Filing a Federal Rail Safety Act whistleblower retaliation complaint with OSHA within 180 days of a railroad’s adverse action is a threshold issue that can derail the best of cases. So when does that 180 day window open?
The United States Supreme Court tells us:
a limitations period commences when the plaintiff has a “complete and present cause of action.” A cause of action does not become complete and present for limitations purposes until the plaintiff can file suit and obtain relief.
Green v. Brennan (2016).  OK, but that still begs the question, what exactly is the date a railroad worker “can file suit and obtain relief” under the FRSA? Especially given the extended disciplinary process on railroads.
The limitations period begins to run from the time that the worker knows or reasonably should know that the challenged act has occurred. Thus, a railroad violates the FRSA on the date that it communicates to the employee its intent to take an adverse employment action, rather than the date on which the employee experiences the adverse consequences of the railroad’s action.
In FRSA whistleblower cases, the statute of limitation runs from the date an employee receives “final, definitive, and unequivocal notice” of an adverse employment decision. “Final” and “definitive” notice is a communication that is decisive or conclusive, leaving no further chance for action, discussion, or change. “Unequivocal” notice means a communication that is free of ambiguity or future possibilities.
Dugger involved a manager who received a termination letter explicitly disqualifying him from returning to work in any agreement craft. His attempt a month later to exercise his rights as a locomotive engineer was denied.

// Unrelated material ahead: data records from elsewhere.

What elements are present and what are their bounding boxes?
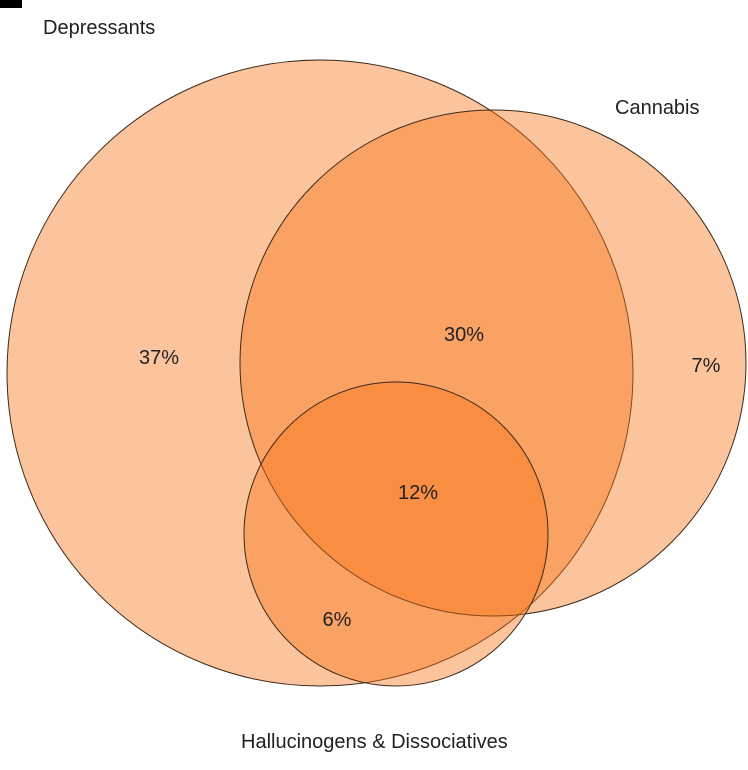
circle-hallucinogens xyxy=(243,381,549,687)
corner-mark xyxy=(0,0,22,8)
set-label-depressants: Depressants xyxy=(43,17,155,39)
circle-cannabis xyxy=(239,109,747,617)
region-label-all-three: 12% xyxy=(398,482,438,504)
region-label-depressants-only: 37% xyxy=(139,347,179,369)
set-label-cannabis: Cannabis xyxy=(615,97,700,119)
set-label-hallucinogens: Hallucinogens & Dissociatives xyxy=(241,731,508,753)
region-label-cannabis-only: 7% xyxy=(692,355,721,377)
region-label-depressants-hallucinogens: 6% xyxy=(323,609,352,631)
region-label-depressants-cannabis: 30% xyxy=(444,324,484,346)
circle-depressants xyxy=(6,59,634,687)
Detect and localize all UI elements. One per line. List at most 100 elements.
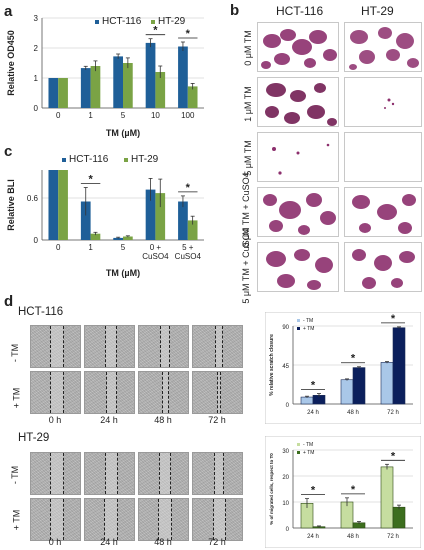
significance-star: * <box>311 380 316 392</box>
x-tick-label: 5 + <box>182 243 194 252</box>
time-label: 24 h <box>100 415 118 425</box>
significance-star: * <box>153 25 158 37</box>
bar <box>58 78 68 108</box>
scratch-gap <box>50 453 64 494</box>
bar <box>145 189 156 240</box>
y-tick-label: 90 <box>282 325 289 331</box>
colony-image <box>344 242 422 292</box>
scratch-image <box>84 498 135 541</box>
row-label-minus-tm: - TM <box>10 343 21 363</box>
panel-letter-b: b <box>230 2 239 19</box>
row-label-minus-tm-ht: - TM <box>10 465 21 485</box>
colony-image <box>344 77 422 127</box>
scratch-image <box>84 452 135 495</box>
x-tick-label: 72 h <box>387 410 399 416</box>
time-label: 24 h <box>100 537 118 547</box>
scratch-image <box>30 371 81 414</box>
significance-star: * <box>186 28 191 40</box>
colony-image <box>257 22 339 72</box>
bar <box>90 233 101 240</box>
scratch-title-ht29: HT-29 <box>18 432 50 444</box>
panel-letter-d: d <box>4 293 13 310</box>
legend-swatch <box>297 319 300 322</box>
bar <box>48 78 59 108</box>
scratch-gap <box>215 326 223 367</box>
significance-star: * <box>351 484 356 496</box>
x-axis-label: TM (µM) <box>106 268 140 278</box>
significance-star: * <box>88 174 93 186</box>
col-header-hct116: HCT-116 <box>276 4 324 18</box>
legend-swatch <box>62 158 66 162</box>
y-tick-label: 3 <box>34 14 39 23</box>
bar <box>380 362 394 405</box>
bar <box>178 201 188 240</box>
legend-swatch <box>95 20 99 24</box>
scratch-image <box>138 325 189 368</box>
colony-image <box>344 132 422 182</box>
time-label: 48 h <box>154 415 172 425</box>
x-tick-label: 5 <box>121 243 126 252</box>
scratch-gap <box>104 499 118 540</box>
scratch-gap <box>50 499 64 540</box>
x-tick-label: 0 <box>56 243 61 252</box>
bar <box>187 220 198 240</box>
legend-swatch <box>124 158 128 162</box>
legend-swatch <box>297 451 300 454</box>
legend-label: + TM <box>303 326 314 332</box>
x-tick-label: 100 <box>181 111 195 120</box>
time-label: 0 h <box>48 537 62 547</box>
bar <box>155 193 166 240</box>
bar <box>113 56 123 108</box>
row-label-1tm: 1 μM TM <box>243 86 253 122</box>
bar <box>90 66 101 108</box>
y-tick-label: 10 <box>282 501 289 507</box>
panel-letter-b-wrap: b <box>230 2 239 19</box>
time-label: 0 h <box>48 415 62 425</box>
significance-star: * <box>186 182 191 194</box>
x-tick-label: 1 <box>88 243 93 252</box>
scratch-image <box>138 452 189 495</box>
y-tick-label: 1 <box>34 74 39 83</box>
chart-d-ht: 0 10 20 30 24 h 48 h 72 h * * * % of migrated cell… <box>265 436 421 548</box>
scratch-image <box>192 325 243 368</box>
y-tick-label: 0 <box>286 403 290 409</box>
panel-letter-d-wrap: d <box>4 293 13 310</box>
x-tick-label: CuSO4 <box>175 252 202 261</box>
bar <box>392 327 406 405</box>
panel-b: b HCT-116 HT-29 0 μM TM 1 μM TM 5 μM TM … <box>226 0 424 304</box>
y-tick-label: 20 <box>282 475 289 481</box>
time-label: 72 h <box>208 537 226 547</box>
y-tick-label: 45 <box>282 364 289 370</box>
legend-label: - TM <box>303 442 313 448</box>
col-header-ht29: HT-29 <box>361 4 394 18</box>
legend-label: - TM <box>303 318 313 324</box>
bar <box>145 42 156 108</box>
x-tick-label: 5 <box>121 111 126 120</box>
scratch-gap <box>214 453 224 494</box>
x-tick-label: 0 <box>56 111 61 120</box>
chart-a: a 0 1 2 3 0 1 5 10 100 * * TM (µM) Relative OD450 HCT… <box>4 3 204 138</box>
x-tick-label: 24 h <box>307 410 319 416</box>
colony-image <box>257 242 339 292</box>
scratch-gap <box>217 372 221 413</box>
legend-swatch <box>297 443 300 446</box>
bar <box>392 506 406 529</box>
x-tick-label: 1 <box>88 111 93 120</box>
scratch-image <box>30 498 81 541</box>
bar <box>340 379 354 405</box>
significance-star: * <box>391 313 396 325</box>
scratch-image <box>192 498 243 541</box>
bar <box>80 201 91 240</box>
scratch-gap <box>160 326 170 367</box>
legend-swatch <box>297 327 300 330</box>
scratch-gap <box>161 372 169 413</box>
legend-label: HCT-116 <box>102 16 142 27</box>
row-label-plus-tm: + TM <box>11 387 22 409</box>
scratch-image <box>30 452 81 495</box>
x-tick-label: 48 h <box>347 410 359 416</box>
legend-label: HT-29 <box>131 154 159 165</box>
scratch-gap <box>105 372 117 413</box>
scratch-image <box>84 371 135 414</box>
y-axis-label: % relative scratch closure <box>269 334 275 396</box>
scratch-image <box>138 498 189 541</box>
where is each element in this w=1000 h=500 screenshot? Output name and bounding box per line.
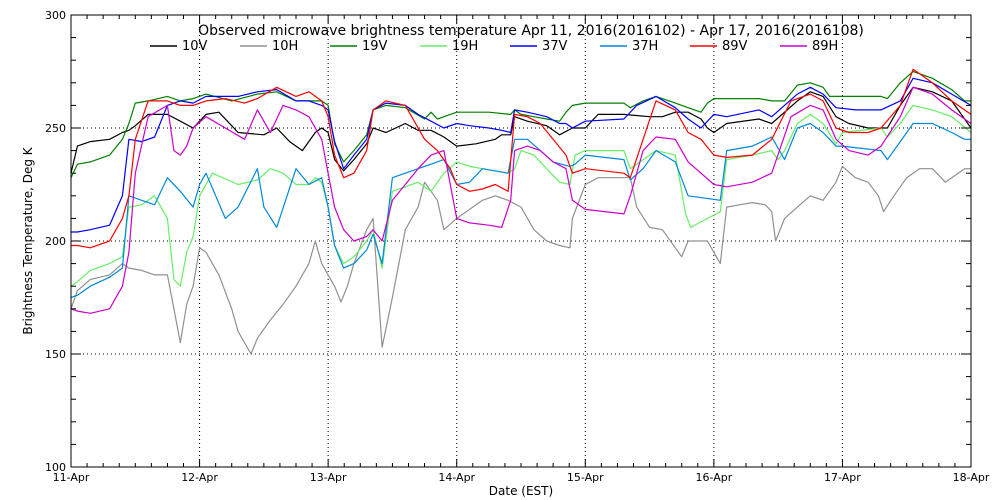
y-tick-label: 250 (45, 122, 66, 135)
series-line-37v (71, 77, 972, 233)
legend-label: 89V (722, 39, 748, 54)
x-tick-label: 11-Apr (53, 471, 90, 484)
y-tick-label: 200 (45, 235, 66, 248)
legend: 10V 10H 19V 19H 37V 37H 89V 89H (150, 39, 838, 54)
legend-label: 37V (542, 39, 568, 54)
y-tick-labels: 100 150 200 250 300 (45, 9, 66, 474)
x-tick-label: 12-Apr (181, 471, 218, 484)
y-tick-label: 150 (45, 348, 66, 361)
legend-label: 37H (632, 39, 658, 54)
legend-label: 89H (812, 39, 838, 54)
legend-label: 19H (452, 39, 478, 54)
legend-label: 10V (182, 39, 208, 54)
series-group (70, 68, 972, 355)
x-tick-label: 15-Apr (567, 471, 604, 484)
x-tick-label: 18-Apr (953, 471, 990, 484)
x-tick-label: 13-Apr (310, 471, 347, 484)
x-tick-label: 14-Apr (438, 471, 475, 484)
axis-ticks (70, 14, 972, 468)
x-tick-label: 16-Apr (695, 471, 732, 484)
grid-lines (71, 15, 971, 467)
series-line-37h (70, 122, 971, 299)
y-tick-label: 300 (45, 9, 66, 22)
series-line-89h (70, 86, 972, 314)
series-line-19h (70, 104, 972, 287)
series-line-10h (70, 165, 971, 355)
series-line-89v (71, 68, 972, 249)
x-tick-labels: 11-Apr 12-Apr 13-Apr 14-Apr 15-Apr 16-Apr 17-A… (53, 471, 990, 484)
series-line-10v (70, 86, 972, 174)
legend-label: 19V (362, 39, 388, 54)
x-tick-label: 17-Apr (824, 471, 861, 484)
y-axis-label: Brightness Temperature, Deg K (21, 146, 35, 334)
y-tick-label: 100 (45, 461, 66, 474)
legend-label: 10H (272, 39, 298, 54)
series-line-19v (70, 70, 971, 178)
x-axis-label: Date (EST) (489, 484, 553, 498)
chart-title: Observed microwave brightness temperatur… (198, 23, 864, 39)
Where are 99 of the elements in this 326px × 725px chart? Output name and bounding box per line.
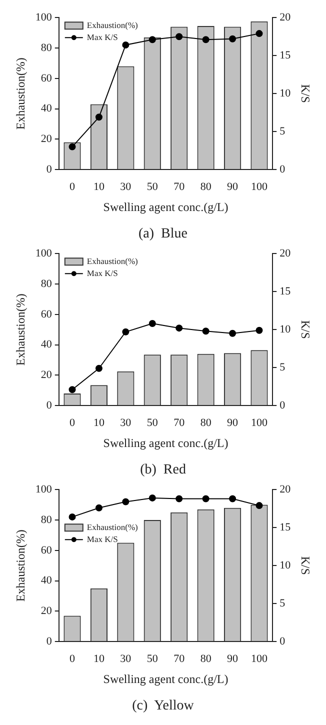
y2-tick-label: 20 xyxy=(280,11,292,24)
y-tick-label: 80 xyxy=(40,278,52,290)
x-axis-title: Swelling agent conc.(g/L) xyxy=(103,436,228,450)
y-tick-label: 0 xyxy=(46,635,52,648)
point xyxy=(148,36,156,44)
y-tick-label: 80 xyxy=(40,42,52,54)
point xyxy=(256,502,263,510)
x-tick-label: 80 xyxy=(200,181,212,194)
x-tick-label: 90 xyxy=(227,417,239,430)
point xyxy=(122,328,130,336)
x-tick-label: 100 xyxy=(250,653,268,666)
x-tick-label: 10 xyxy=(93,653,105,666)
x-tick-label: 30 xyxy=(120,417,132,430)
y-tick-label: 20 xyxy=(40,605,52,618)
point xyxy=(95,504,102,512)
point xyxy=(202,495,210,502)
y-tick-label: 0 xyxy=(46,399,52,412)
x-tick-label: 90 xyxy=(227,653,239,666)
y2-tick-label: 20 xyxy=(280,247,292,260)
y-axis-title: Exhaustion(%) xyxy=(13,530,28,602)
y2-tick-label: 5 xyxy=(280,361,286,374)
text: (c) Yellow xyxy=(132,698,195,714)
point xyxy=(256,326,263,334)
point xyxy=(122,498,130,506)
x-tick-label: 70 xyxy=(174,417,186,430)
y2-tick-label: 5 xyxy=(280,597,286,610)
point xyxy=(68,513,76,520)
y-tick-label: 40 xyxy=(40,102,52,115)
x-tick-label: 80 xyxy=(200,417,212,430)
y2-tick-label: 10 xyxy=(280,559,292,572)
y-tick-label: 40 xyxy=(40,338,52,351)
point xyxy=(68,143,76,150)
y-tick-label: 100 xyxy=(35,11,52,24)
legend-label: Max K/S xyxy=(86,32,118,42)
legend-label: Exhaustion(%) xyxy=(86,522,138,532)
y-tick-label: 20 xyxy=(40,369,52,382)
x-tick-label: 30 xyxy=(120,653,132,666)
x-tick-label: 0 xyxy=(70,653,76,666)
y-tick-label: 100 xyxy=(35,483,52,496)
x-tick-label: 70 xyxy=(174,653,186,666)
x-tick-label: 50 xyxy=(146,417,158,430)
y2-tick-label: 15 xyxy=(280,49,292,62)
x-tick-label: 10 xyxy=(93,417,105,430)
y-tick-label: 20 xyxy=(40,133,52,146)
point xyxy=(229,35,236,42)
point xyxy=(229,495,236,502)
y-tick-label: 0 xyxy=(46,163,52,176)
x-tick-label: 70 xyxy=(174,181,186,194)
point xyxy=(68,386,76,394)
point xyxy=(95,364,102,372)
y2-axis-title: K/S xyxy=(298,556,313,575)
legend-label: Exhaustion(%) xyxy=(86,256,138,266)
x-axis-title: Swelling agent conc.(g/L) xyxy=(103,672,228,686)
point xyxy=(176,495,183,502)
y2-tick-label: 0 xyxy=(280,399,286,412)
text: (b) Red xyxy=(140,462,186,478)
x-tick-label: 100 xyxy=(250,181,268,194)
y-tick-label: 80 xyxy=(40,514,52,526)
y2-tick-label: 0 xyxy=(280,635,286,648)
point xyxy=(229,330,236,337)
point xyxy=(202,36,210,44)
y2-tick-label: 5 xyxy=(280,125,286,138)
y2-tick-label: 0 xyxy=(280,163,286,176)
point xyxy=(176,33,183,40)
y-tick-label: 40 xyxy=(40,574,52,587)
x-tick-label: 50 xyxy=(146,181,158,194)
x-tick-label: 30 xyxy=(120,181,132,194)
x-tick-label: 80 xyxy=(200,653,212,666)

When he filed a FRSA complaint within 180 days of that denial but more than 180 days from the termination letter, his complaint was dismissed as untimely.
The ARB rejected Dugger’s argument that because he did not have any damages until his bid to return as engineer was denied, the statute did not begin to run until then:
Given the public policy of the whistleblower laws, the issue of whether a complainant has sustained damages has never been a prerequisite to a finding of retaliation: the absence of a tangible injury goes only to remedy, not to whether the employer committed a violation of the law.
OK, so how does that play out in context of railroad whistleblower retaliation? Certainly a Notice imposing discipline after a trial is a concrete adverse action, as is the signing of a waiver to avoid more severe discipline.
However, what about the charge letter ordering the employee to attend the hearing? Or the hearing itself? Arguably they are not a “final” or “conclusive” adverse employment action, as  the pending charges still can be withdrawn or not proven. But best to avoid getting sidetracked into that argument. File the complaint with OSHA within 180 days of the initial charge letter, and amend the complaint as needed to incorporate any subsequent disciplinary actions.
So the take away is, don’t let the 180 day window slam shut on your rights. File your FRSA whistleblower retaliation complaint within 180 days of the railroad’s initial indication it intends to subject you to the disciplinary process. And if necessary, amend that complaint to include any post-hearing formal discipline.